14.13 Complete Agreement. This Agreement, with its Exhibits, constitutes
------------------
the entire agreement, both written and oral, between the parties with respect to
the subject matter hereof, and that all prior agreements respecting the subject
matter hereof, either written or oral, expressed or implied, are merged and
canceled, and are null and void and of no effect. No amendment or change hereof
or addition hereto shall be effective or binding on either of the parties hereto
unless reduced to writing and duly executed on behalf of both parties.
14.14 Use of Name. Neither party shall use the name or trademarks of the
-----------
other party without the prior written consent of such other party.
14.15 Headings. The captions to the several Sections and Articles hereof
--------
are not a part of this Agreement, but are included merely for convenience of
reference only and shall not affect its meaning or interpretation.
14.16 Counterparts. This Agreement may be executed in two counterparts,
------------
each of which shall be deemed an original and which together shall constitute
one instrument.
IN WITNESS WHEREOF, Medarex and FibroGen have executed this Agreement by
their respective duly authorized representatives.
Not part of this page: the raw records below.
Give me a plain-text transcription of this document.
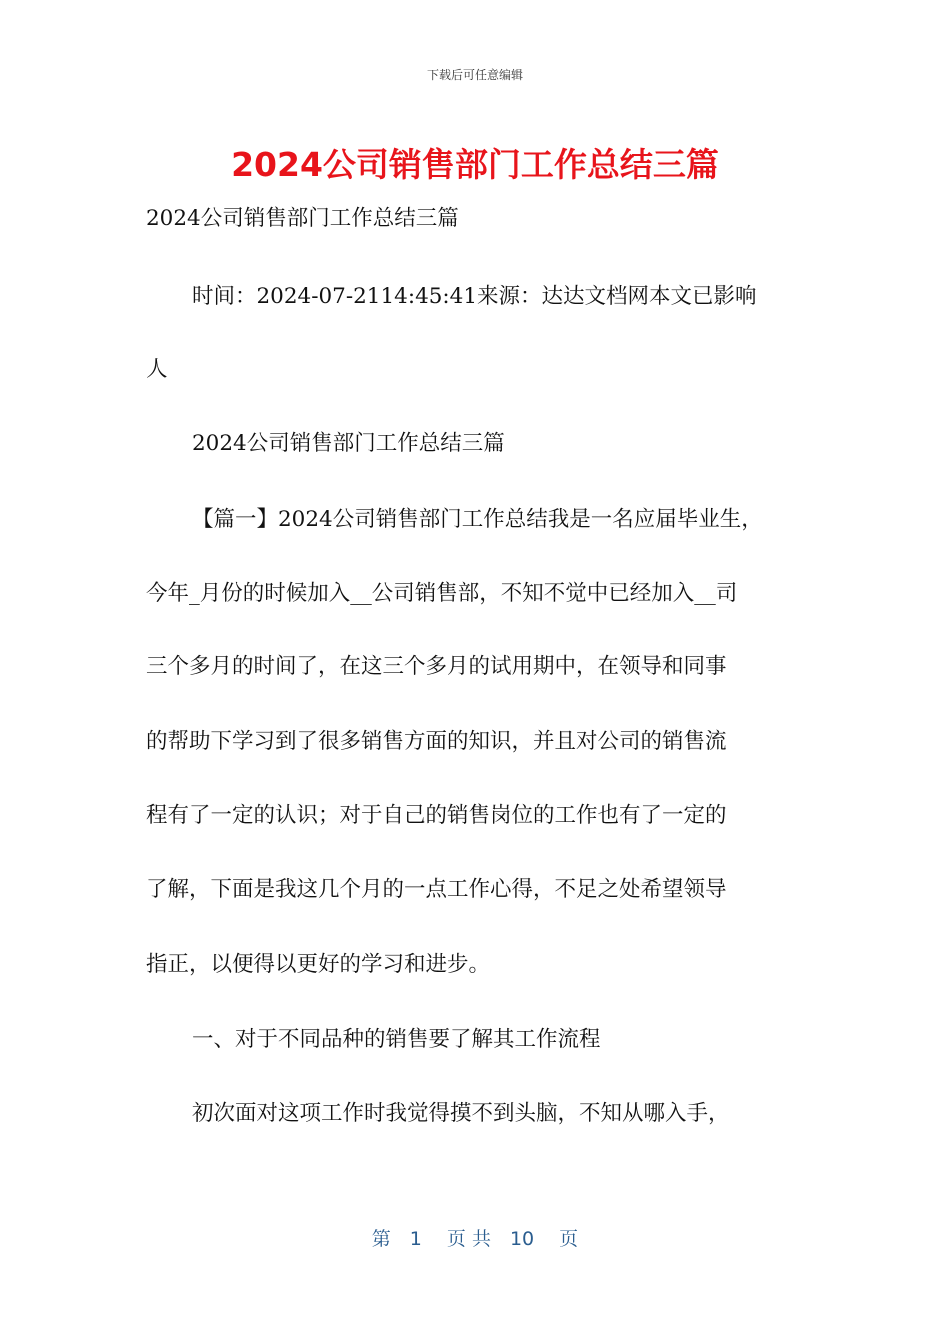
下载后可任意编辑
2024公司销售部门工作总结三篇

2024公司销售部门工作总结三篇

时间：2024-07-2114:45:41来源：达达文档网本文已影响

人

2024公司销售部门工作总结三篇

【篇一】2024公司销售部门工作总结我是一名应届毕业生，

今年_月份的时候加入__公司销售部，不知不觉中已经加入__司

三个多月的时间了，在这三个多月的试用期中，在领导和同事

的帮助下学习到了很多销售方面的知识，并且对公司的销售流

程有了一定的认识；对于自己的销售岗位的工作也有了一定的

了解，下面是我这几个月的一点工作心得，不足之处希望领导

指正，以便得以更好的学习和进步。

一、对于不同品种的销售要了解其工作流程

初次面对这项工作时我觉得摸不到头脑，不知从哪入手，

第　1　 页 共　10　 页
MEDAREX, INC. FIBROGEN, INC.
By: /s/ Xxxxxxx Xxxxxxxxx By: /s/ Xxxxxx X. Xxxx
--------------------- ------------------
Print Name: Xxxxxxx Xxxxxxxxx Print Name: Xxxxxx X. Xxxx
----------------- --------------
Title: Executive Vice President Title: Chief Executive Officer
------------------------ -----------------------
GENPHARM INTERNATIONAL, INC.
By: /s/ Xxxxxxx Xxxxxxxxx
---------------------
Print Name: Xxxxxxx Xxxxxxxxx
-----------------
Title: President and Chief Executive Office
------------------------------------
EXHIBIT A
ANTIGENS
[*****]
***** REPRESENTS CONFIDENTIAL PORTION WHICH HAS BEEN OMITTED AND FILED
SEPARATELY WITH THE SECURITIES AND EXCHANGE COMMISSION. CONFIDENTIAL TREATMENT
HAS BEEN REQUESTED WITH RESPECT TO THE OMITTED PORTIONS.
EXHIBIT B
[*****]
***** REPRESENTS CONFIDENTIAL PORTION WHICH HAS BEEN OMITTED AND FILED
SEPARATELY WITH THE SECURITIES AND EXCHANGE COMMISSION. CONFIDENTIAL TREATMENT
HAS BEEN REQUESTED WITH RESPECT TO THE OMITTED PORTIONS.